Configuring the engine

Configuration of the engine is done by using properties. There are two ways to modify them externally:

Append --property=value to the launch command,
or create a file named application.yml in the working directory and specify properties and their values in YAML format.

YAML configuration overrides the internal one, and command line configuration overrides the YAML one.

The most important configuration properties are:

Property	Type	Description	Default value
`scope`	String	The scope of notice numbers to process	(no default value, you must specify)
`cache`	String	The name of the cache directory	`tenders`
`threads`	Integer	Numer of notice processor threads	`1`
`db`	Integer	1 or 0, whether you want database export or not	`0`
`dbhost`	String	Location of your MySQL server (with port number)	(no default value)
`dbname`	String	Name of the database schema	(no default value)
`dbuser`	String	Database user	(no default value)
`dbpass`	String	Password for database user	(no default value)

A typical configuration file will look like this:

scope:   auto
cache:   /home/redflags/cache
threads: 4
db:      1
dbhost:  localhost:3306
dbname:  redflags
dbuser:  redflags
dbpass:  secret

# ... optional crawl configuration - detailed in developer docs

Cache directory

Make sure that the cache directory is writeable for Red Flags engine.

The structure of the directory will look like this:

cache/
    2016/
        1/
            files for notice 1-2016
        2/
            files for notice 2-2016
        ..
    ..

During downloading an optimization is triggered automatically, which rotates the individual files into ZIPs. Those ZIP files will contain hundreds/thousands of notices. That way the file and subdirectory count is reduced:

cache/
    2016/
        000001-001000.zip/
            1/
                files for notice 1-2016
            2/
                files for notice 2-2016

About the sizes:

all saved files are GZipped HTML files
one file of ~ 8 KB will be there for every notice available on TED
fully downloaded notices will need around ~ 60 - 160 KB
there are around ~ 400 000 - 450 000 notices in a year, and ~ 4000 - 5000 from them are Hungarian
we crawled Hungarian notices, our year directories have sizes around ~ 9 - 13 GB (unoptimized)
after optimization, each ZIP file containing at most 1000 notices is around 15 MB
and an optimized year directory weighs ~ 4-6 GB

Threads

We suggest to try out more values for the threads property. It's not always the higher number means faster overall processing time. The slow resources (network, hard drives) are common, too many threads can lead to slowness because they will wait for each other.

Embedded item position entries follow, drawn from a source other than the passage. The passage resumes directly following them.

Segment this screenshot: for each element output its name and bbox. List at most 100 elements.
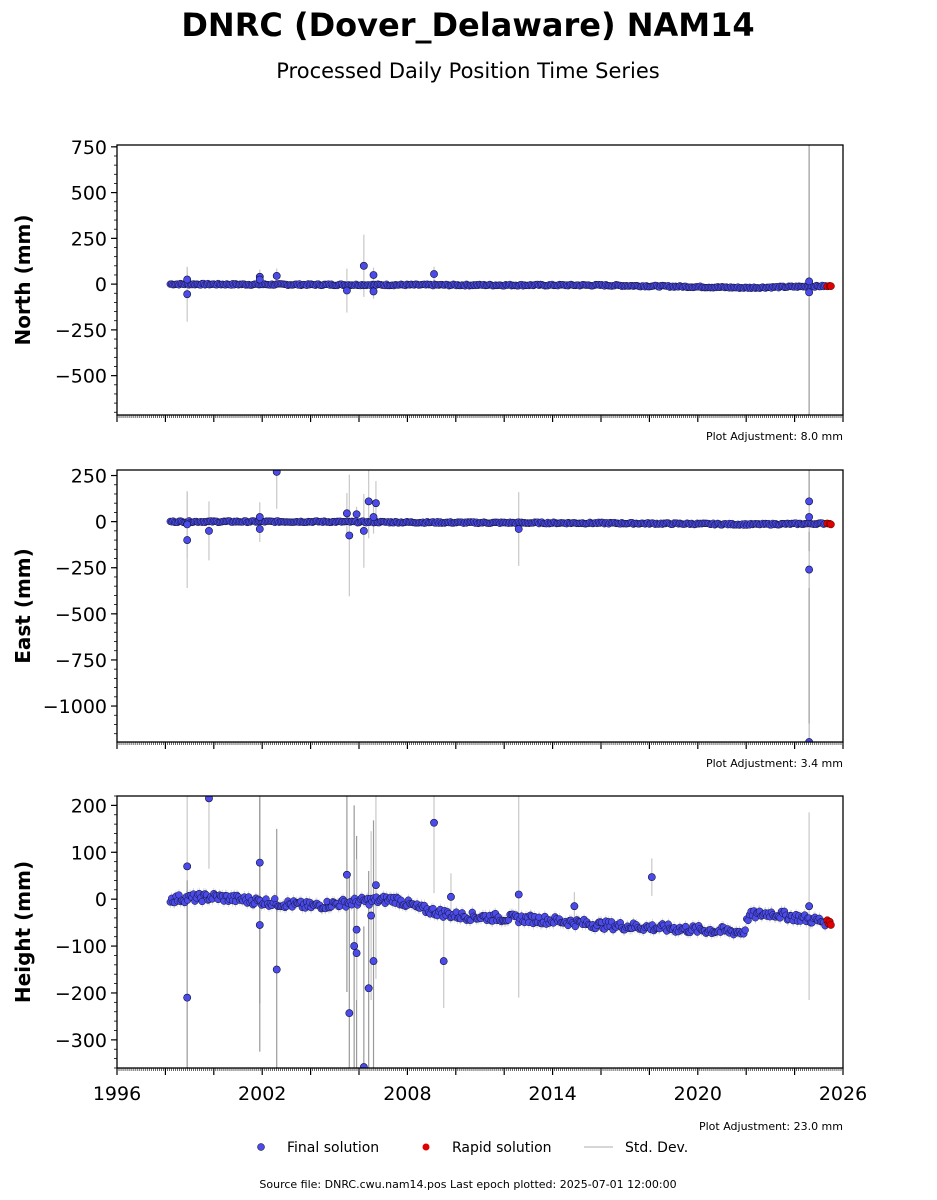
final-point-outlier — [272, 470, 281, 476]
y-tick-label: −1000 — [43, 696, 107, 718]
final-point-outlier — [352, 925, 361, 934]
final-point-outlier — [570, 902, 579, 911]
y-axis-label: East (mm) — [11, 548, 35, 664]
final-point-outlier — [255, 275, 264, 284]
final-point-outlier — [183, 275, 192, 284]
final-point-outlier — [272, 271, 281, 280]
final-point-outlier — [350, 942, 359, 950]
y-tick-label: 0 — [95, 274, 107, 296]
final-point-outlier — [647, 873, 656, 882]
y-tick-label: 500 — [71, 183, 107, 205]
final-point-outlier — [367, 911, 375, 920]
final-point-outlier — [272, 965, 281, 974]
y-tick-label: −250 — [55, 558, 107, 580]
y-tick-label: 200 — [71, 795, 107, 817]
y-tick-label: 0 — [95, 512, 107, 534]
legend-final-label: Final solution — [287, 1140, 379, 1156]
plot-adjustment: Plot Adjustment: 3.4 mm — [706, 757, 843, 770]
y-tick-label: 750 — [71, 137, 107, 159]
final-point — [271, 895, 279, 903]
legend-rapid-marker — [422, 1143, 430, 1151]
final-point-outlier — [359, 261, 368, 270]
final-point-outlier — [514, 890, 523, 899]
figure-subtitle: Processed Daily Position Time Series — [276, 59, 660, 83]
y-tick-label: −750 — [55, 650, 107, 672]
y-axis-label: North (mm) — [11, 214, 35, 345]
final-point-outlier — [359, 1063, 368, 1068]
final-point-outlier — [359, 526, 368, 535]
y-tick-label: −500 — [55, 604, 107, 626]
y-tick-label: −300 — [55, 1030, 107, 1052]
legend: Final solution Rapid solution Std. Dev. — [257, 1140, 688, 1156]
legend-rapid-label: Rapid solution — [452, 1140, 552, 1156]
final-point-outlier — [205, 796, 213, 803]
final-point-outlier — [430, 270, 438, 278]
rapid-point — [827, 520, 835, 529]
final-point-outlier — [439, 957, 448, 965]
final-point-outlier — [183, 290, 192, 299]
final-point-outlier — [183, 520, 192, 529]
final-point-outlier — [183, 993, 192, 1002]
axes-frame — [116, 144, 844, 416]
panel-2: 250 0 −250 −500 −750 −1000 East (mm) Plot Adjus… — [11, 466, 844, 770]
y-tick-label: −250 — [55, 320, 107, 342]
y-tick-label: −100 — [55, 936, 107, 958]
final-point-outlier — [342, 509, 351, 518]
y-axis-label: Height (mm) — [11, 861, 35, 1003]
x-tick-label: 2002 — [238, 1083, 286, 1105]
axes-frame — [116, 469, 844, 743]
figure-title: DNRC (Dover_Delaware) NAM14 — [181, 6, 754, 44]
final-point-outlier — [372, 499, 380, 508]
final-point-outlier — [372, 881, 380, 890]
y-tick-label: 250 — [71, 466, 107, 488]
final-point-outlier — [205, 526, 213, 535]
panels-group: 750 500 250 0 −250 −500 North (mm) Plot Adjustm… — [11, 137, 867, 1133]
rapid-point — [827, 282, 835, 290]
final-point-outlier — [342, 286, 351, 295]
final-point-outlier — [255, 525, 264, 533]
x-tick-label: 2008 — [383, 1083, 431, 1105]
final-point-outlier — [352, 949, 361, 958]
plot-adjustment: Plot Adjustment: 8.0 mm — [706, 430, 843, 443]
x-tick-label: 2014 — [528, 1083, 576, 1105]
final-point-outlier — [805, 497, 814, 506]
final-point-outlier — [345, 1009, 354, 1018]
final-point-outlier — [514, 525, 523, 533]
final-point — [741, 926, 749, 934]
plot-adjustment: Plot Adjustment: 23.0 mm — [699, 1120, 843, 1133]
final-point-outlier — [369, 513, 378, 521]
final-point-outlier — [364, 497, 373, 506]
final-point-outlier — [805, 288, 814, 297]
final-point-outlier — [369, 287, 378, 296]
legend-final-marker — [257, 1143, 265, 1151]
final-point-outlier — [805, 565, 814, 574]
plot-area — [166, 796, 835, 1068]
final-point-outlier — [430, 818, 438, 827]
final-point-outlier — [447, 892, 455, 901]
final-point-outlier — [255, 858, 264, 867]
final-point-outlier — [805, 277, 814, 286]
x-tick-label: 2026 — [819, 1083, 867, 1105]
y-tick-label: −500 — [55, 366, 107, 388]
plot-area — [166, 145, 835, 415]
rapid-point — [827, 921, 835, 929]
final-point-outlier — [342, 870, 351, 879]
final-point-outlier — [352, 510, 361, 519]
plot-area — [166, 470, 835, 742]
y-tick-label: 250 — [71, 228, 107, 250]
panel-1: 750 500 250 0 −250 −500 North (mm) Plot Adjustm… — [11, 137, 844, 443]
final-point-outlier — [805, 738, 814, 742]
legend-std-label: Std. Dev. — [625, 1140, 688, 1156]
final-point-outlier — [183, 862, 192, 871]
final-point-outlier — [805, 513, 814, 521]
final-point-outlier — [805, 902, 814, 911]
x-tick-label: 2020 — [674, 1083, 722, 1105]
panel-3: 200 100 0 −100 −200 −300 1996 2002 2008 2014 2020 2… — [11, 795, 867, 1133]
y-tick-label: −200 — [55, 983, 107, 1005]
y-tick-label: 100 — [71, 842, 107, 864]
final-point-outlier — [183, 536, 192, 544]
final-point-outlier — [364, 984, 373, 993]
final-point-outlier — [369, 271, 378, 279]
x-tick-label: 1996 — [93, 1083, 141, 1105]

We use 4 threads to process notices from ~4 years, the running time is around 3-3.5 hours.

Scopes

The scope argument tells the engine which notices should be processed. Scopes can be the following:

123456-2015 - The specified notice will be processed.
123456-2015,234567-2015,... - The specified notices will be processed.
123456-2015..234567-2015 - All notices will be processed between the specified two ID (they are both included).
123456-2015.. - All notices will be processed starting from the specified one till the freshest notice available on TED.
2014 - All available notices in the specified year will be processed.
2013,2014,... - All available notices in the specified years will be processed.
2013..2015 - All available notices in the specified year range will be processed.
2014.. - All available notices will be processed starting from the specified year.
auto - Continues a previous auto run. Loads the last progress and starts the processing from there, till the freshest notice available. The progress is being saved during the process. If there's no previous progress, it will start from the first notice of the current year.
directory - Reads the notice IDs from the cache directory. The directory should contain /year/number/ directories or /year/NUM1-NUM2.zip/number/ structures. This option can be used to re-parse your whole archive.

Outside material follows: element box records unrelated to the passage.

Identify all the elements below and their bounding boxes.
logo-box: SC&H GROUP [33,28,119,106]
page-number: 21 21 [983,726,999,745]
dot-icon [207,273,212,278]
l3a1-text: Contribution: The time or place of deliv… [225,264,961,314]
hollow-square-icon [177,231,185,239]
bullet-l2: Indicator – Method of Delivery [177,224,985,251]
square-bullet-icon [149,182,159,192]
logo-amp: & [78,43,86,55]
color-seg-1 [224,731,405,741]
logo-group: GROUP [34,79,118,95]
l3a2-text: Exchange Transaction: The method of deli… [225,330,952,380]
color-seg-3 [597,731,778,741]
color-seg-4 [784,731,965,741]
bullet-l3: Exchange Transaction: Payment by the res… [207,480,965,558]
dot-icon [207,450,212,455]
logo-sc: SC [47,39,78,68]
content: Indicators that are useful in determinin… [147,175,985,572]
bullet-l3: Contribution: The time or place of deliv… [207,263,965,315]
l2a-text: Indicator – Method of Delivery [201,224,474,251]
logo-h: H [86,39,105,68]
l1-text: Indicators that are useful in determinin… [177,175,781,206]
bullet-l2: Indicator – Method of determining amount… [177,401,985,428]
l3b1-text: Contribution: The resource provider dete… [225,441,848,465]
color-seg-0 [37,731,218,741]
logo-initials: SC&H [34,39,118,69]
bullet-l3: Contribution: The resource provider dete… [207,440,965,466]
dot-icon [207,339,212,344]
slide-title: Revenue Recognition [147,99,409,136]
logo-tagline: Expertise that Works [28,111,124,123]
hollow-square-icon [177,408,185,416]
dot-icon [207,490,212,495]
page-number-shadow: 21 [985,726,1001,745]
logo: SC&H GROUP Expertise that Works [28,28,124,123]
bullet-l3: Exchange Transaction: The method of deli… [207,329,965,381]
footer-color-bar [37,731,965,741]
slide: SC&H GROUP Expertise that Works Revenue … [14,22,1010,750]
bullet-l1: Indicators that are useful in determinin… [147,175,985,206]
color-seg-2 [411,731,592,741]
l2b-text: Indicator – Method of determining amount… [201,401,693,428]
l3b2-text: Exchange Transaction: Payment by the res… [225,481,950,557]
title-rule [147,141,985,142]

The typical usage would be:

Running the engine manually with YYYY.. scope first, to create the database from earlier years,
and then running in auto mode each day using cron script to update it.
And if you need to re-parse, we suggest to use YYYY... again.

Be aware, that notices are only available for 5 years on *TED*. This means that in April, 2016, you cannot reach notices from March, 2011.

The Red Flags engine will automatically skip notice IDs having a year below 2000 or above the actual current year.